Estate: All that you own, including real and personal property.
Beneficiary: The person or people you choose to receive your estate. You can also choose to give your estate to a charity or organization.
Power of Attorney: A document by which you give someone authority to transact business on your behalf. A power of attorney is only valid during your lifetime.
Durable Power of Attorney: A document by which you give someone authority to transact business on your behalf and the authority remains in effect during your incapacity.
Will/Last Will and Testament: A will is a document stating who you want to inherit your property and assets. In your will, you also can appoint a guardian for your minor children. A will becomes effective at death and is not enforceable during your lifetime.
Executor/Personal Representative: The person you choose to carry out the terms of your will.
Revocable Living Trust: A revocable trust can be changed or revoked during your lifetime. It is a contract/agreement and is a way to manage your assets. You are the Trustee of your trust during your lifetime. After your lifetime, the trust becomes irrevocable (unable to be changed). Your specified loved ones (beneficiaries) will receive assets from your trust in the way you specify. You can choose when they get the money and what percentage you would like them to inherit.
Testamentary Trust: A trust that is part of an individual’s will. It does not take effect, and therefore cannot be funded, until the individual’s death. Because a testamentary trust is part of a will, it is a public document that gets filed with the court and is subject to probate and court supervision.

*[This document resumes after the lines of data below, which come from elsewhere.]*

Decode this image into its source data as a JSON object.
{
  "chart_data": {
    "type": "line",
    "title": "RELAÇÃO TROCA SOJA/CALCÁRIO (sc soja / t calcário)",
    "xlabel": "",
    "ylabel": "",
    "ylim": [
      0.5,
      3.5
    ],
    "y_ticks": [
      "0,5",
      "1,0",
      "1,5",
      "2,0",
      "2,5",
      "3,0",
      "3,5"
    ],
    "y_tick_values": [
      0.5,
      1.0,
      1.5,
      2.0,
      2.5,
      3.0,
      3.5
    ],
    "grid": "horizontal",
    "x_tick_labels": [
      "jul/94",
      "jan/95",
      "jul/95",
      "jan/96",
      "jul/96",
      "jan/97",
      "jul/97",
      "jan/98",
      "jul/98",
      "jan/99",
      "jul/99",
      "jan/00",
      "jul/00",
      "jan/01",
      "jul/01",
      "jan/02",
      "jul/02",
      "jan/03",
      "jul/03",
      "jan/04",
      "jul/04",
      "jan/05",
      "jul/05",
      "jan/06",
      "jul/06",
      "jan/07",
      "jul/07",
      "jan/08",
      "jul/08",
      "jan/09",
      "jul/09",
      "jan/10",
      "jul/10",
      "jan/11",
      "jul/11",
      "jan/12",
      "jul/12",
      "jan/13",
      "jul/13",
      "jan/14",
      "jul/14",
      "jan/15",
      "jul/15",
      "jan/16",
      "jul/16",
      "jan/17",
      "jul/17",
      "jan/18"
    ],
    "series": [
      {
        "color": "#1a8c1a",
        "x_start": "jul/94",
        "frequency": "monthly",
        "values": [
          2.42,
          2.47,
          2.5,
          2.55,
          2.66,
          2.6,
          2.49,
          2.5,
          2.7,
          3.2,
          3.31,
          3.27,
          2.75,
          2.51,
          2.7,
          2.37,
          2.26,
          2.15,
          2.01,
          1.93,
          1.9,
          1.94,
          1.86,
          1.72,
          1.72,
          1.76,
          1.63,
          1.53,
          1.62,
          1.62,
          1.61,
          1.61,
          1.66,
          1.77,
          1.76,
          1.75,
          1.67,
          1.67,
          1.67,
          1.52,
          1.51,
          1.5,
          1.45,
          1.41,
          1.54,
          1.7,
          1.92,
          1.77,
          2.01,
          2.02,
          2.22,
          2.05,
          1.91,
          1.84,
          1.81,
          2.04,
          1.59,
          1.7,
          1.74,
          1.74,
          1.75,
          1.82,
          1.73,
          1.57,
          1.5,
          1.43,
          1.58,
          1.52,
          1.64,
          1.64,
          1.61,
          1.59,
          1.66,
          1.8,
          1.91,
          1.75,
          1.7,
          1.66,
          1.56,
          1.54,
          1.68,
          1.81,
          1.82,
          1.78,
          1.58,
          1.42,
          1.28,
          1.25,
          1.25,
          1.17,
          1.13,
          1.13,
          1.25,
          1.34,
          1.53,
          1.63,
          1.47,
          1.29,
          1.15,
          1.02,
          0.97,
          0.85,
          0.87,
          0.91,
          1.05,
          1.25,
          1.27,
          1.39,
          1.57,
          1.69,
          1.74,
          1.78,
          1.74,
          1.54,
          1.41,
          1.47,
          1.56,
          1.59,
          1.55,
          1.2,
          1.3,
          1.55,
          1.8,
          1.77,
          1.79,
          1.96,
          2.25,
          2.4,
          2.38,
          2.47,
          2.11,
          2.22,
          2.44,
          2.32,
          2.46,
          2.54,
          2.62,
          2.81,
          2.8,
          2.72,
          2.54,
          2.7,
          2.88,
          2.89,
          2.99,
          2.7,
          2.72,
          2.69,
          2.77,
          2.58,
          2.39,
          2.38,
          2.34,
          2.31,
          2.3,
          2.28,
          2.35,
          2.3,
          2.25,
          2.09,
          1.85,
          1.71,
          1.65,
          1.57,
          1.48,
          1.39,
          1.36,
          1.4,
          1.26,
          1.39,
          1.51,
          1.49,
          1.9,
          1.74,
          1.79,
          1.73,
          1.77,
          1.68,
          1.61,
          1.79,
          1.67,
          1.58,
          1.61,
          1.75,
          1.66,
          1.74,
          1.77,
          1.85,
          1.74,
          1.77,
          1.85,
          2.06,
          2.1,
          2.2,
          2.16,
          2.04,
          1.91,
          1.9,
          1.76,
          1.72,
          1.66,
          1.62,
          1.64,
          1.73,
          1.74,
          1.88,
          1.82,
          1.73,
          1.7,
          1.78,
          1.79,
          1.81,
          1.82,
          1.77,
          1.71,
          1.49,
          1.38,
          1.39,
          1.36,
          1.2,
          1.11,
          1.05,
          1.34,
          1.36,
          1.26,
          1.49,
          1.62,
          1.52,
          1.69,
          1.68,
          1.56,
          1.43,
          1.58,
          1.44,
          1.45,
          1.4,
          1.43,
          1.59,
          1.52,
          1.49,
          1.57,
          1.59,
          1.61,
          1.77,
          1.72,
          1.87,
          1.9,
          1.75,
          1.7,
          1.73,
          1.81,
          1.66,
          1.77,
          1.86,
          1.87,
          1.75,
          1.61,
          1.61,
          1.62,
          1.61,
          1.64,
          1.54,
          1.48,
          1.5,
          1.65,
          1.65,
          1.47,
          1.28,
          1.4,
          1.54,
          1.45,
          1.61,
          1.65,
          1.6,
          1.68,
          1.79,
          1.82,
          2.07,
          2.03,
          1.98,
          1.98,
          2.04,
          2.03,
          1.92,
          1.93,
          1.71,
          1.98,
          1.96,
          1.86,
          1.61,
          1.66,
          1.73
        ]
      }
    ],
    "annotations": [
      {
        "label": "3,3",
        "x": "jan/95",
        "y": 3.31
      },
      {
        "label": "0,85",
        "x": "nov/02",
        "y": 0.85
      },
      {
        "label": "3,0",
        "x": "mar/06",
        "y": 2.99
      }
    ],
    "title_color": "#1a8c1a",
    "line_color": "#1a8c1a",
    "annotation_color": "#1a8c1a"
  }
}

Trustee: The person (or a trust company or bank) you appoint to manage the assets you place in your trust. The Trustee will distribute your estate to your loved ones pursuant to the terms you set forth in your trust.
Living Will: A document stating your wishes about your medical care when you are unconscious or too ill to communicate. If you are able to express your own decisions, you can accept and refuse any medical treatment and your living will will not be used. In your living will, you can also specify whether you want to be an organ donor.
Health Care Surrogate: The person you appoint in your living will to carry out your wishes regarding your medical care. This person will also enforce the decisions you made in your living will.
Probate: Probate is a court process. The objective of probate is to ensure that the proper heirs (people entitled to inherit) receive the assets and property that they are entitled to receive. In some states, probate can be very complicated and expensive. However, in Kentucky, the probate process is relatively straightforward and inexpensive. If you have a will, the Court will distribute your estate as you specify in your will. If you do not have a will, the Court will distribute your estate intestate (by the laws specified in the Kentucky Revised Statutes).
Intestate: A legal term meaning a person who dies without a will. If you don’t have a will, your estate will be distributed according to Kentucky law.
Per Stirpes: A legal term meaning that if an intended beneficiary dies prior to receiving their inherited share, their share will then be divided equally among their descendants. For example, you have two children (child A and B) and you want then each to receive ½ of your estate. Child A has two children (C & D). If child A dies prior to receiving his/her share, then Child A’s ½ share will go to C & D. Thus, Child B will receive ½ of the estate. Child C will receive ¼ and Child D will receive ¼ (totaling Child A’s ½ share).
Assets you own jointly with rights of survivorship: Typically, property that you own jointly with another person (i.e., a home with both people listed on the deed), will automatically pass to the joint owner at the end of your lifetime. However, property that is only owned by you (i.e., cars, bank accounts, real estate, etc.,) will pass intestate.
Federal Tax Exemption: Currently, the federal tax exemption amount is over $5 million. This means that you do not owe federal taxes on an estate that is less than the federal exempt amount. If the gross estate (an accounting of everything owed) is more than this amount, an executor of the estate must file a federal tax return within nine months of a person’s death. The highest tax rate for estates larger than the federal exempt is 40%.
Kentucky Inheritance Tax: Whether you need to pay an inheritance tax depends upon the relationship you have with the deceased. Generally, the closer your relationship is with the deceased, the greater the exemption. For example, Kentucky allows an exemption (meaning no taxes owed) for Class A beneficiaries. This includes, spouses, children, stepchildren, grandchildren, parents, brothers and sisters, and half brothers and sisters.